Commentary: The slowdown in telecommunications capital spending has claimed another victim, and investors will be jumping off Copper Mountain Wednesday. The Copper Mountain meltdown is just a piece of what is looking like an increasingly stressed-out tech sector.
First the good news, Copper Mountain, which provides digital subscriber line equipment, topped estimates by a penny with third quarter earnings of 27 cents on sales of $93.5m. That's the end of the good news.
The company dropped a bombshell on investors with its outlook. Well actually, Copper Mountain's risks were outlined in regulatory filings, but who reads those?
Copper Mountain's outlook has to have investors wondering where the next shoe will drop. Turns out that competitive local exchange carriers (CLECs) are cutting back spending. That's not news. But the effect on Copper Mountain's upcoming quarters is a bit of a shocker. It's safe to say Copper Mountain is the "look out below" stock of the day.
Copper Mountain is expecting sales of about $60m in the fourth quarter, roughly a 35 percent drop from the third quarter. Earnings will be between 4 cents and 6 cents a share, way short of the current First Call estimate of 28 cents a share. Copper Mountain projected sales between $300m and $330m in fiscal 2001 and earnings of between 16 cents to 25 cents a share. Analysts were expecting a profit of $1.37 a share in fiscal 2001.
For perspective, WR Hambrecht analyst Tim Savageaux was predicting sales of $524m for 2001. In a research note last month, Savageaux said persistent concerns about Copper Mountain's CLEC customer base "was overblown". According to Savageaux, Copper Mountain was a compelling value compared to broadband networking peers such as Terayon, Redback Networks and Efficient Networks. He even tried to put Copper Mountain in the league of Juniper because of some new products. Boy, was he wrong. At least he wasn't alone -- nine of ten analysts rated Copper Mountain at least a "buy".
To find out why Copper Mountain is imploding you have to look no farther than the company's limited customer base. In the quarter, Copper Mountain's top four customers were Northpoint at 35 percent, privately held NTS Communications at 14 percent, McLeod USA at 14 percent and Lucent at 12 percent. Lucent sells Copper Mountain gear as an original equipment manufacturer.

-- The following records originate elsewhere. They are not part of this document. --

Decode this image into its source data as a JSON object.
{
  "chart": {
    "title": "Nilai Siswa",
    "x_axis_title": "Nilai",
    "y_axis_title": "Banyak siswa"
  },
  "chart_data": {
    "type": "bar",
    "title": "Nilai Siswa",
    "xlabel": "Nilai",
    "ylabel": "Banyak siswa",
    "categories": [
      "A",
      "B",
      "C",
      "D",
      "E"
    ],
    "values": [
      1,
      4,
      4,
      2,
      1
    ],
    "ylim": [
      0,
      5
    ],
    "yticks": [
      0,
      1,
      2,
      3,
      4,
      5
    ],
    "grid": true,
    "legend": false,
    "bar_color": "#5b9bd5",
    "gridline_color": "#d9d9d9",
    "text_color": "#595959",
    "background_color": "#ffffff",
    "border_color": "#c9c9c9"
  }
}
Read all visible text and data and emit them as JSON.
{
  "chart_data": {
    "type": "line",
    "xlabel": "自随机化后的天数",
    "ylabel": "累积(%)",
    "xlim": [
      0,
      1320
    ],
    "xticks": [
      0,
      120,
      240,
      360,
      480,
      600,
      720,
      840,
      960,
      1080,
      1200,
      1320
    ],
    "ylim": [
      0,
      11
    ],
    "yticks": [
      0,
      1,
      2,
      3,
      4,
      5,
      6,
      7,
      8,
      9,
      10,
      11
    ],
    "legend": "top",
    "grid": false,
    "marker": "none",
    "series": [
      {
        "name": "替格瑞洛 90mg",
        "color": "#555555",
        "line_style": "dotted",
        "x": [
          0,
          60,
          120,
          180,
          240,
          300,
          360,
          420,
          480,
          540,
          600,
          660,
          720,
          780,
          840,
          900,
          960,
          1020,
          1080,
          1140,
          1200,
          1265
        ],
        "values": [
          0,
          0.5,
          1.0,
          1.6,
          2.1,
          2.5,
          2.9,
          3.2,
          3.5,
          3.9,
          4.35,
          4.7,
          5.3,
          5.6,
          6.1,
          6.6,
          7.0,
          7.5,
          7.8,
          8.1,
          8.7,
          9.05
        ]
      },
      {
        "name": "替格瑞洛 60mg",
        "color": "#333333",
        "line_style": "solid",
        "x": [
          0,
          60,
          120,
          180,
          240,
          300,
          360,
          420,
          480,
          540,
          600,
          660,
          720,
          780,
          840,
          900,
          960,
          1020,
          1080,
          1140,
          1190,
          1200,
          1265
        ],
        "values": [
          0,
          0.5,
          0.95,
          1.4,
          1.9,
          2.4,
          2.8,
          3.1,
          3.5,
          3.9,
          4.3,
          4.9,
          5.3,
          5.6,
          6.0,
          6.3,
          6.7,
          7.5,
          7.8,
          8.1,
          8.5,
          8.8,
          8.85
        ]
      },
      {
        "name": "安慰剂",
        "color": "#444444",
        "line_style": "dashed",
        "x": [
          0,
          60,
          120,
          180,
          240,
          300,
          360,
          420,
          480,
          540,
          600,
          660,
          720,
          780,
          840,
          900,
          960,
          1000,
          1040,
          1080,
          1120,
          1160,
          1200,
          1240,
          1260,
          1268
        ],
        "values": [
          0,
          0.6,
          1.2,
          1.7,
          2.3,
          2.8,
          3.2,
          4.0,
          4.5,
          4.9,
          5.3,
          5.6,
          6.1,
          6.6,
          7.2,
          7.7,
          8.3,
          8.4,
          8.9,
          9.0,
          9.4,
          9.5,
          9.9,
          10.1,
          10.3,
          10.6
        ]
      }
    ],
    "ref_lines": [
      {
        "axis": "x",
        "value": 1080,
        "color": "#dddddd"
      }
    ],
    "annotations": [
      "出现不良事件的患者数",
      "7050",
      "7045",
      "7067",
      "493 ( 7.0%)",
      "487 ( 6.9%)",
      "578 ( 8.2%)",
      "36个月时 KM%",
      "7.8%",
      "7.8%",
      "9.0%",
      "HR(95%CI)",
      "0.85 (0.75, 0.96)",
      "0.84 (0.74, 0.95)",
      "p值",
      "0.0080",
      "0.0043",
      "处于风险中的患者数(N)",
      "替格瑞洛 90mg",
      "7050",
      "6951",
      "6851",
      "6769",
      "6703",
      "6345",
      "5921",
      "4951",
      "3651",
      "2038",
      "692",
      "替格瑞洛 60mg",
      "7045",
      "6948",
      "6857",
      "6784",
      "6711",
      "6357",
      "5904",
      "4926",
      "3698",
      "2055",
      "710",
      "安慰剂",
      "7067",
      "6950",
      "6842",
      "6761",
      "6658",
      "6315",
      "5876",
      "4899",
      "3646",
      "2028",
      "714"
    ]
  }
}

Lucent's woes are well-documented, but there are other holes in Copper Mountain's customer base. Northpoint, which is being acquired by Verizon, won't spend as much on gear. CLECs, which largely funded expansion with public equity and debt offernings, can't attract investors. Copper Mountain could use a big, stable telecommunications firm as a customer. The bottom line: Copper Mountain has little visibility into future quarters.
It remains unclear whether Copper Mountain's fall will affect the competition. According to regulatory filings, Copper Mountain views Cisco Systems, Lucent, Alcatel, Nokia and Paradyne as its main competition.
IBM delivered a typical quarter -- revenue growth wasn't impressive, the company managed to hit estimates, and there were plenty of mixed signals. It wasn't exactly what investors were hoping for.
The big takeaways from Big Blue's conference call were sales were at the low end of expectations and the company had some worrisome trouble spots. First, there's the shortages. IBM can't meet demand because of component shortages. IBM also dropped the ball on software sales.
Overall the quarter just wasn't impressive, which isn't that surprising since many of IBM's customers have problems. Blame the euro, blame IBM's product transition or blame something else. Investors are begging for good news, and IBM, a proxy for information technology, didn't cheer anyone up.
If IBM's conference call was devoid of information, Intel's was even worse. Intel wasn't going to get into product, revenue or chip ramp projections. Intel is obviously gun shy after a profit warning.
Intel had zippo when it came to the fourth quarter outlook. There wasn't any elaboration beyond what was in the press release. Intel sees sequential revenue growth of four percent to eight percent from third quarter sales of $8.7bn. Those last few downgrades are on the way.
Officials said the third quarter was doing just peachy until Europe slowed down in September. The slowdown caught execs "off guard". Notably, Intel said the slowdown occurred right around the time much of Europe was striking to protest high fuel prices.
Turns out even the world's largest chipmaker isn't immune to gas problems.